An expert in K-9 handling and training for detection of human remains, Briggs provided instruction in those skills and other immediate search, rescue and law enforcement needs that follow in the aftermath of calamities. She was part of a five-member team from the U.S. that joined more than 600 members of top international rescue teams and observers taking part in the field exercises.
“It was awe-inspiring to witness countries that in the past may not have been allies, but are now coming together for common good,” said Briggs. “The preparedness and response to disaster fosters people putting aside barriers that may present themselves ― whether language, cultural, religious or political.”
The European Union funded the four-day training, titled “Prevention, Preparedness and Response to Natural and Manmade Disasters in the Eastern Partnership Countries.” It was intended to improve emergency management, risk assessment and recovery efforts, as well as build regional cooperation. The training was for Moldova, Armenia, Azerbaijan, Belarus, Georgia and Ukraine.
Briggs attended at the request of Brig. Gen. John A. Byrd of the N.C. Army National Guard. In addition to the American representatives, teams and experts from the Czech Republic, Denmark, Estonia, Finland, the United Kingdom and Romania participated in the event. Briggs was based in Chisinau, the capital and largest city of Moldova.

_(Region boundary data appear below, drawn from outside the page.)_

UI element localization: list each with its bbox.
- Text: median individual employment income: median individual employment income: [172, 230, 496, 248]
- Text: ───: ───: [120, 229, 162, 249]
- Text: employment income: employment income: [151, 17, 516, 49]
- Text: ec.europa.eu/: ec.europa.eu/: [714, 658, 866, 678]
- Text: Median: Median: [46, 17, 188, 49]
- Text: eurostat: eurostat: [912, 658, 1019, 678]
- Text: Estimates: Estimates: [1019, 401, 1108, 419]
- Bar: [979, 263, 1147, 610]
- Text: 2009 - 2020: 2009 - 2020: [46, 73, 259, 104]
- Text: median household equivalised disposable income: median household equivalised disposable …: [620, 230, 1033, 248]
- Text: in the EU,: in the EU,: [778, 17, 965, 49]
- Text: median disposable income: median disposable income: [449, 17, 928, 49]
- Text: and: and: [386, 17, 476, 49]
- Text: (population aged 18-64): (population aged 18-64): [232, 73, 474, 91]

“We could not have been treated better by the Moldavians and the experience was unprecedented,” Briggs said. “I would go back anytime, and I’m excited to have new colleagues from afar. Moldova is a beautiful mix of farmland and vineyards. As I did my research in preparing for the trip, I learned that most of their economy continues to come from the vineyards, as Moldova was mandated by the Soviet Union as the country to produce wine during the reign of the USSR.
“The citizens of the country are divided on returning to communism or continuing to align as a democratic nation,” she said. “If I was in some small way a positive representative of the United States, especially during a time when this country may be viewed by some foreign citizens in a poor light, then I could not be more rewarded. I was so proud of Gen. Byrd and his team members in how they represented themselves. I am equally excited to represent Western Carolina University in its working relationship with the military and, in this case specifically, the Army National Guard.”
The event was the first joint full-scale civil protection exercise conducted by the multinational initiative. The scenarios were of three simultaneous impacts of an earthquake causing the collapse of buildings, a dam breach resulting in flooding and a traffic accident causing dangerous chemicals to be released into the air.
“Recent emergencies, such as the forest fires in Europe and hurricanes Irma and Jose, remind us that countries are not always able to face disasters alone,” said Julia Stewart-David, director of the Civil Protection Policy Unit for European Civil Protection and Humanitarian Aid Operations. “Joint preparedness is crucial to ensure a timely and coordinated response.”
Briggs’ participation resulted from her being a key participant in mock disaster training in Western North Carolina during the summer. She helped organize training exercises for the recovery of military pilots from a simulated crash of an F-15 aircraft. Students in a class she teaches in finding missing persons worked with the N.C. National Guard in crafting a scenario in which a terrorist attack brings down a military plane, while her emergency and disaster management students served as interns for the three-week training. Briggs designed the exercise to include use of her human remains recovery K-9s and a State Bureau of Investigation unit. She is a member of the SBI Human Remains Recovery Task Force.